I am terrified of being in the spotlight.
Even singing with the church choir once a month unnerves me to the point that I get a crick in my neck, which is extremely uncomfortable when you are already battling nerves. It's the sheer terror of standing before an audience and having to meet their eyes.
That is why I was amazed that last weekend in Malacca, before a group of about 60 financial planners, I was able to deliver a fairly smooth presentation on Career Planning. I had spent a lot of time rehearsing the flow in my head, but still managed to miss a few key points.
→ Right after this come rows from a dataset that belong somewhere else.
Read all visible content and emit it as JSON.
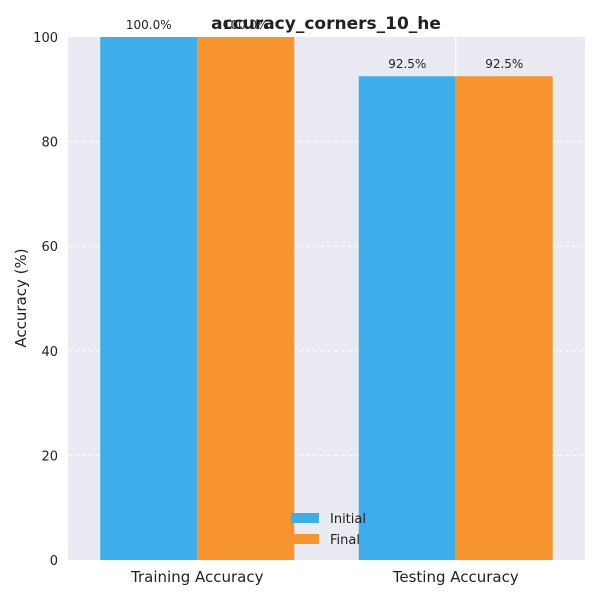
{
  "chart_data": {
    "type": "bar",
    "title": "accuracy_corners_10_he",
    "ylabel": "Accuracy (%)",
    "xlabel": "",
    "categories": [
      "Training Accuracy",
      "Testing Accuracy"
    ],
    "ylim": [
      0,
      100
    ],
    "yticks": [
      0,
      20,
      40,
      60,
      80,
      100
    ],
    "grid": true,
    "legend_position": "lower center",
    "series": [
      {
        "name": "Initial",
        "values": [
          100.0,
          92.5
        ],
        "labels": [
          "100.0%",
          "92.5%"
        ],
        "color": "#3daeeb"
      },
      {
        "name": "Final",
        "values": [
          100.0,
          92.5
        ],
        "labels": [
          "100.0%",
          "92.5%"
        ],
        "color": "#f7942d"
      }
    ],
    "background_color": "#eaeaf2"
  }
}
That resulted in me ending 20 minutes before my time was up, but at least the flow wasn't disrupted by my occasional mental block.
Maybe it helped that I was sharing something I feel passionate about, especially the anecdotes based on personal experience. I tried very hard to "engage the audience" as suggested repeatedly by Thomas Mathew, the guy in charge of the seminar. I looked people in the eye, tried not to stay rooted to one spot, moved my hands a little bit, fiddled with the microphone wires.
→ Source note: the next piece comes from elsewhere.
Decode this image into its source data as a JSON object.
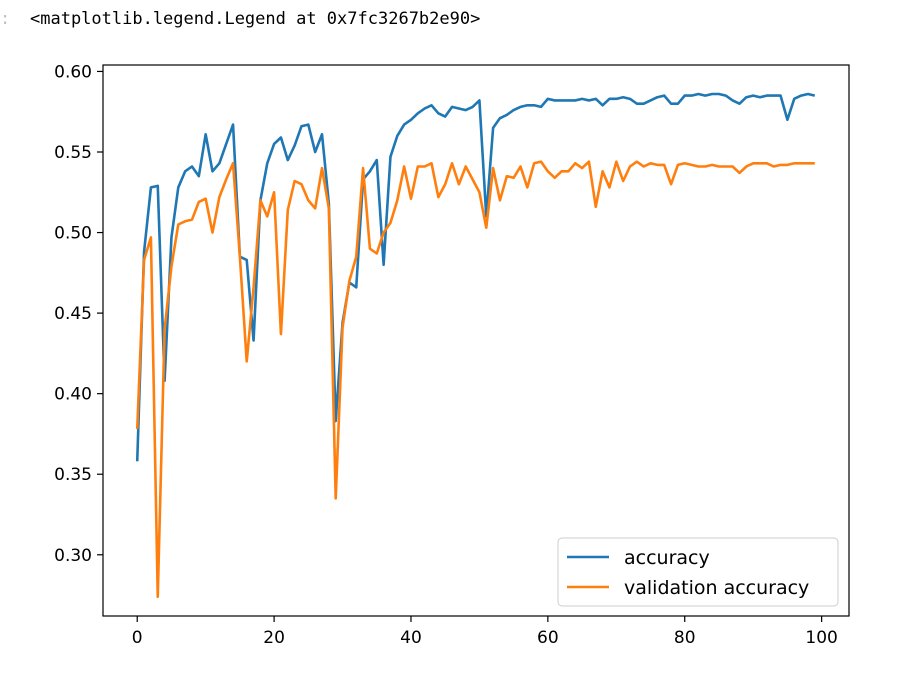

Definitely I could have done better. In fact, right after the presentation, I was back poring over my notes and identifying (with a silent groan) all the important bits I'd left out because of my mental block. I think I'll give myself a 85% for info retention, which means I have quite a ways to go to get it right.
What was better: the positive feedback from some listeners, who:
a. felt I sounded like a seasoned presenter;
b. were inspired by the Robert Frost poem I shared at the end ("Two roads diverged in a wood, and I/I chose the one less travelled by/And that has made all the difference." - I memorized it just before my turn to speak!);
c. agreed with some of my points and felt they were valid;
d. asked to be informed if I should conduct another seminar in the near future; enquired about my rates for career coaching;
e. said they might have contacts to refer to me.
Better yet, the organizers are talking about sending me to the universities to talk to undergrads; workshops; video-on-demand training over the Net.
I have broken my own fear barrier (not necessarily permanently, but it's a good start for a complete introvert), kept faith with my inner voice, and made a difference in someone's life.